Still Life With Large Shell by Max Beckmann. Selected by museum guard Kellen Johnson. Source: Baltimore Museum of Art
I was in the British Museum and saw a guard with a big mop of sandy colored hair and a large mustache. He looked a lot like the trick shot pool player Charles Darling. Mostly the guard just stood against the wall watching the room but if he noticed anyone looking at him he’d smile and wiggle his mustache. He was such a cool guy and I wanted to talk to him but you’re not supposed to distract the guards in a museum, unless you’re pulling a heist like the one that made the Mona Lisa famous, but that’s another story. Actually any time I see a museum guard I want to talk to them because I think they must have some interesting stories, or at least some interesting opinions on the art they’re watching over. They spend more time looking at it than anyone else, and I’ve always assumed some of them take the job because they’re interested in art.
It turns out I’m right, too. The Baltimore Museum Of Art has a show called Guarding The Art of works selected by museum guards. Seventeen members of the security staff picked works, wrote wall labels, and helped design the installation, which is a pretty amazing idea. One of the guards is Kellen Johnson, a classical voice performance major at Towson University, who said, “We’re filmmakers, musicians, professors, writers, artists. We know a lot more about the artwork than people would be led to believe.” He selected Max Beckmann’s Still Life With Large Shell, and also Hale Woodruff’s Normandy Landscape, asking, “If this painting could sing, what would it sound like?” Then he sang part of Mozart’s “Dans un Bois Solitaire” which is a really cool response to a work of art.
Another guard who took part is Traci Archable-Frederick who picked Mickalene Thomas’s Resist #2 (2021), saying, “When I saw it, I was like, ‘This is everything that I want to say.’”
Source: Baltimore Museum of Art
And that speaks to a concern brought up and shot down by former guard and now artist and also trustee of the Whitney Museum of Art Fred Wilson who said, “I worry that this ‘experiment’, if repeated, will be erroneously understood as a possible dumbing down of museum exhibitions.”
The whole point, of course, is that professional curators aren’t the only ones who should have a say in what goes on the museum walls, and there’s no “right” interpretation of a work of art. The opinions of the guards are just as valid as the opinions of the critics, the docents, and the people who just come to look. Like I said guards probably spend more time with the works they watch over than anyone else, and that allows them a lot of time to understand the art, even if that understanding is just what it means to them personally. As long as art museums are open to everyone they’re also open to every interpretation.
Next I’d like to see exhibits curated by janitorial staff. The people who keep the museums clean also have an interest in the art, and, like the guards, get to spend a lot of time with it, including after hours. Janitors have even accidentally “cleaned up” installations they thought were just garbage–and it’s happened multiple times–which sounds like a joke about modern art but I think, hey, that’s a perfectly valid opinion.
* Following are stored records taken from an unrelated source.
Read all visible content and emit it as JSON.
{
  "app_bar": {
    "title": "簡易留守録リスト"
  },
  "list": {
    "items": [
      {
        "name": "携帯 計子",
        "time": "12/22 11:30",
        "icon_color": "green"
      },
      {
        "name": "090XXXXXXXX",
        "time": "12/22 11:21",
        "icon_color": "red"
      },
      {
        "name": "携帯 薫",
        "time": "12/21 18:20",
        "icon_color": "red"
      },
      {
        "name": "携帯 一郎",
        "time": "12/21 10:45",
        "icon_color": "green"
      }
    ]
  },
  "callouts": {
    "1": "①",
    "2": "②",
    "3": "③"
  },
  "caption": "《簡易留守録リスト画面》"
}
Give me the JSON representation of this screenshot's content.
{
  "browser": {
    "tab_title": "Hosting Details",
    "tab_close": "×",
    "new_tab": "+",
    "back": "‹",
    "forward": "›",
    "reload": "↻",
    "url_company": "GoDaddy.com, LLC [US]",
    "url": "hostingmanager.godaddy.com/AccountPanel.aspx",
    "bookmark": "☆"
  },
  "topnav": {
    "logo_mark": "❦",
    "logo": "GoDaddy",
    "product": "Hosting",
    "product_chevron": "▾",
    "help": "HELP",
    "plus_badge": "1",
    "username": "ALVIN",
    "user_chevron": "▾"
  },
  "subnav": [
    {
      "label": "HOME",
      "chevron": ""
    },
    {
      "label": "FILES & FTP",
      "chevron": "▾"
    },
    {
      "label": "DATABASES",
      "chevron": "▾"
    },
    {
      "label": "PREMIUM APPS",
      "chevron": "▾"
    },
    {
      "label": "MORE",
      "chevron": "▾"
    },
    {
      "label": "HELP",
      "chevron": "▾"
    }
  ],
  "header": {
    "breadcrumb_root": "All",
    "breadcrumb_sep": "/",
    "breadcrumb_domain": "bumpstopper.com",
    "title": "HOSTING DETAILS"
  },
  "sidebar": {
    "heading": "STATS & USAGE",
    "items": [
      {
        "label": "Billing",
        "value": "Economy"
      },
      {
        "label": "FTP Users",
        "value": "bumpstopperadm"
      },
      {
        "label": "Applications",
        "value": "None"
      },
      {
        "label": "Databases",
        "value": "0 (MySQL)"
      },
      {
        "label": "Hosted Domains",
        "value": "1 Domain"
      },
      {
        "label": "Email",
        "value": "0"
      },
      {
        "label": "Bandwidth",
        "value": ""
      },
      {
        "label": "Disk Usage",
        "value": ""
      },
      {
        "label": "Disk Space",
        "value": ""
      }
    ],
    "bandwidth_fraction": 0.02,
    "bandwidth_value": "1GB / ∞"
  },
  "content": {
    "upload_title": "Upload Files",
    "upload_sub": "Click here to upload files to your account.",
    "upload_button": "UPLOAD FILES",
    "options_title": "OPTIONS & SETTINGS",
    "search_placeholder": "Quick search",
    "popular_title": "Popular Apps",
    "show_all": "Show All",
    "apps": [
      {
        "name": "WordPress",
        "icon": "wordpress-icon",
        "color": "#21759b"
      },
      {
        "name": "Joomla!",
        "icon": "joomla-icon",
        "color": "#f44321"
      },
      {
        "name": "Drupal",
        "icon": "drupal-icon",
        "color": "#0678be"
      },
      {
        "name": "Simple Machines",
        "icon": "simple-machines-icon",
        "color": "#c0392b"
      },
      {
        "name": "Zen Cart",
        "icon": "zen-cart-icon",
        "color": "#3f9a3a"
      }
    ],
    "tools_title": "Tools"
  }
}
I’m really not kidding about it either.
I hope the guards spend more time eyeballing the patrons walking around the art, Chris, but maybe that’s just my own suspicious nature coming out.
It’s funny you should say that, Mark, because when I think about that British museum guard who wiggled his mustache at people I wondered how much attention he was paying to what was going on around him. Everything seems to be safe, though. I haven’t heard of any heists from the British Museum.
Fred Wilson is dumb. Art is for everyone and a security guard’s opinion is just as valid as a ‘professional curator’ and how does one get to be a professional curator anyway? I just saw in a magazine that you can order a home course kit to become a ‘professional antiques appraiser’–maybe you can learn curating from a matchbook cover:-)
I think I wasn’t clear enough about what Fred Wilson said. He’s very much in favor of the exhibition curated by security guards and letting them and others share their opinions. He said among some art critics it “will be erroneously understood as a possible dumbing down of museum exhibitions”, but he thinks it’s a great idea. After all he’s a former guard who went on to become a professional artist.
The funny thing is even before I read about this exhibit I was thinking how there’s no special requirement to be an art critic. Have an opinion about art? That’s all you need.
This post is a work of art, Chris, and I’m really not kidding.
It was a cooperative effort and I’m glad you were part of it.